Pupils, parents and teachers should be ‘immensely proud’ of the way they have handled disruption caused by the coronavirus outbreak, city leaders have said.

Stock image from Pixabay as students receive their GCSE results
Stock image from Pixabay as students receive their GCSE results

Teenagers across the country have been finding out the results of their GCSEs today following weeks of uncertainty over the handling of qualifications.

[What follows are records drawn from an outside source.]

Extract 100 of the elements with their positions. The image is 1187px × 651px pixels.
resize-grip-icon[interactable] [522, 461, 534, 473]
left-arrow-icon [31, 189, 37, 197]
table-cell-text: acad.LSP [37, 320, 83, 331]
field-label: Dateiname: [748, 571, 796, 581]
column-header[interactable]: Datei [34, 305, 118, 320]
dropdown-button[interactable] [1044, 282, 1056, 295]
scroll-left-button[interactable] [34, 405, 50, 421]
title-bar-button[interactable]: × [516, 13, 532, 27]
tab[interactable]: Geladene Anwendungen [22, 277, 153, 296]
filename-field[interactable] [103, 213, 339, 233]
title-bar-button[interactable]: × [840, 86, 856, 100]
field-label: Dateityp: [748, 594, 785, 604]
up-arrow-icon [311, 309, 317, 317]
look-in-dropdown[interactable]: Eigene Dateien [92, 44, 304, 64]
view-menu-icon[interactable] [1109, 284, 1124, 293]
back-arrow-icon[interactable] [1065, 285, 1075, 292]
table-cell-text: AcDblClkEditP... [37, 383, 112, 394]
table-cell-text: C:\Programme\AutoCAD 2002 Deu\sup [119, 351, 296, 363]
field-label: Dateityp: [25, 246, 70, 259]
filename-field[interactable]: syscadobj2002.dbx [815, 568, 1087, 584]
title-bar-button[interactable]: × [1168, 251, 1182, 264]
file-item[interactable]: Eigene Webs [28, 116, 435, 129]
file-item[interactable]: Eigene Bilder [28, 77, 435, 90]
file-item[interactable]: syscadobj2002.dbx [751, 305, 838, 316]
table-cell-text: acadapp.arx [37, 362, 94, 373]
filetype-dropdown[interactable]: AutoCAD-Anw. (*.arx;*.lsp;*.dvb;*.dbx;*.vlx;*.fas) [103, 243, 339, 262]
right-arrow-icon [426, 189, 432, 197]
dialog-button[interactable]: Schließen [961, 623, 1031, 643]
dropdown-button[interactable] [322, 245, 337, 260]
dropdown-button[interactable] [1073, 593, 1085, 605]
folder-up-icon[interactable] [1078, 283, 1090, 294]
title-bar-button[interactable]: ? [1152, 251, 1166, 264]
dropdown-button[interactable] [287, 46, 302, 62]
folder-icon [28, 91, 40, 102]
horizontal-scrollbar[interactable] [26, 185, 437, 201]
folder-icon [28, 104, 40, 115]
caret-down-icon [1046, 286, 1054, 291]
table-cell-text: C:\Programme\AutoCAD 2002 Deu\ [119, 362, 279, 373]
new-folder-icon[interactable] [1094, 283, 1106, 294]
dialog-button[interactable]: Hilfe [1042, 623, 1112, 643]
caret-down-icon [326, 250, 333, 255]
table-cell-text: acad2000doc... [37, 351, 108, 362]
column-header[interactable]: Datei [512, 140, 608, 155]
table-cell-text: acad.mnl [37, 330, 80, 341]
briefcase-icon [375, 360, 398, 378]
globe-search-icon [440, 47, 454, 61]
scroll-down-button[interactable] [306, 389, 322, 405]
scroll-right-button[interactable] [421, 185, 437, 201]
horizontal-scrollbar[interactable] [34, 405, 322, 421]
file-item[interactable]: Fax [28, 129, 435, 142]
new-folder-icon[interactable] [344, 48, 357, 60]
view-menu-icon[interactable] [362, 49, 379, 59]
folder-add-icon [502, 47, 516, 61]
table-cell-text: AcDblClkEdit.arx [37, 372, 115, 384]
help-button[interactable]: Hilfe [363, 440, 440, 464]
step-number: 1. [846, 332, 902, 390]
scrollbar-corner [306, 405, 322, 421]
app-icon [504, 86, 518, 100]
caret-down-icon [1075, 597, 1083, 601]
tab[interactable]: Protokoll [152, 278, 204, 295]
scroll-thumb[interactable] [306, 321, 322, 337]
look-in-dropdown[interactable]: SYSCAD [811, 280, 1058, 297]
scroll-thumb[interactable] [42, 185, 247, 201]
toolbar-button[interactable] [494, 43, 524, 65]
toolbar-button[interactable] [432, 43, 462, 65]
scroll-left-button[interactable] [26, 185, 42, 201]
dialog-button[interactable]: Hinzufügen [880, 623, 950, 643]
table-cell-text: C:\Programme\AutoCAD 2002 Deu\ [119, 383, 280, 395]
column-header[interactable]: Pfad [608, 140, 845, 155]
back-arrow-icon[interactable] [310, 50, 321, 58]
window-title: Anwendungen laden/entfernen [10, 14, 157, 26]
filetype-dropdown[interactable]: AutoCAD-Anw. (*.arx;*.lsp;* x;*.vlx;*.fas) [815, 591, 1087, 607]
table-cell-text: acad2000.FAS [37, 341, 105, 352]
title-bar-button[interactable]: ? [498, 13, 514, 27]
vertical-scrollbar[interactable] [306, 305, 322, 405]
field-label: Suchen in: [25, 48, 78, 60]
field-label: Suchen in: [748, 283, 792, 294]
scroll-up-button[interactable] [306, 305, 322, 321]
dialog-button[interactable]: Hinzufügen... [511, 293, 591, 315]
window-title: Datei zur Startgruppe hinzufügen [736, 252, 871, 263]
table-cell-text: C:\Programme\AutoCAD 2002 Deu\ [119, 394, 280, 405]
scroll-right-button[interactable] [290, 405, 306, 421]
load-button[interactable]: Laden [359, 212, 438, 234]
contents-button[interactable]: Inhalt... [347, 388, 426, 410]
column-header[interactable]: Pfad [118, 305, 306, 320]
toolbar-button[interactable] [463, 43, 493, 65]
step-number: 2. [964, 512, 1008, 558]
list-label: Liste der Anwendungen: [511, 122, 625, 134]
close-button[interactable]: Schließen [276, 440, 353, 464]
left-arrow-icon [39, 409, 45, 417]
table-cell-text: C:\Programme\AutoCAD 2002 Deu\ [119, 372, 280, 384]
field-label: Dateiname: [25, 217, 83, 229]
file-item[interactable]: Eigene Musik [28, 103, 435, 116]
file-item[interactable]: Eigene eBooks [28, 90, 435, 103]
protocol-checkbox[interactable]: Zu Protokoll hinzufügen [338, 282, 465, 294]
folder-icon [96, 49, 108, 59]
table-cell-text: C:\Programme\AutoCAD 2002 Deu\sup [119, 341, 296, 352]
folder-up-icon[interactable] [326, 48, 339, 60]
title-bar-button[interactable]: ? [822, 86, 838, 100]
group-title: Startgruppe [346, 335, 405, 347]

But early indications have suggested the pass rate for GCSEs in England had surged to 79% – up from 70% last year (2019) – giving many families reason to celebrate.

“I’d like to congratulate all of the pupils who received their GCSE results today and wish them all the very best for their future,” said Jill Colbert, chief executive at Together for Children (TfC), the organisation which runs children’s services in Sunderland.

“Pupils, parents and school staff alike have faced incredibly challenging circumstances over the past few months due to coronavirus lockdown restrictions and they should all be immensely proud of the way they have adapted during this time, ensuring our young people in Sunderland continue to learn and reach their potential.”

Earlier this week a government u-turn confirmed GCSE and A-level pupils would be awarded the marks estimated by their teachers – unless the computer algorithm originally intended to be used has produced a higher grade.

It followed an apology by Education Secretary Gavin Williamson for the ‘distress’ caused to families and teachers over the handling of results.

The ongoing COVID-19 outbreak forced formal GCSE exams to be cancelled for the first time in the qualification’s history.

Cllr Louise Farthing, cabinet member for Children’s Services at Sunderland City Council, said: “Coronavirus restrictions have placed huge pressure on students and schools, but your continued dedication and achievements should be celebrated, and you should all be very proud of yourselves.”

Now that they have their grades, pupils will be able to turn their attention to their next steps into employment or further education and training.

Anyone aged 13-18 can access Together for Children’s Careers and NEET Service for more advice on options.

It is also available up to age 25 for anyone with a special educational need or disability and an Education, Health and Care Plan (EHCP).

Colbert added: “Together, we help you to decide what your next steps will be.”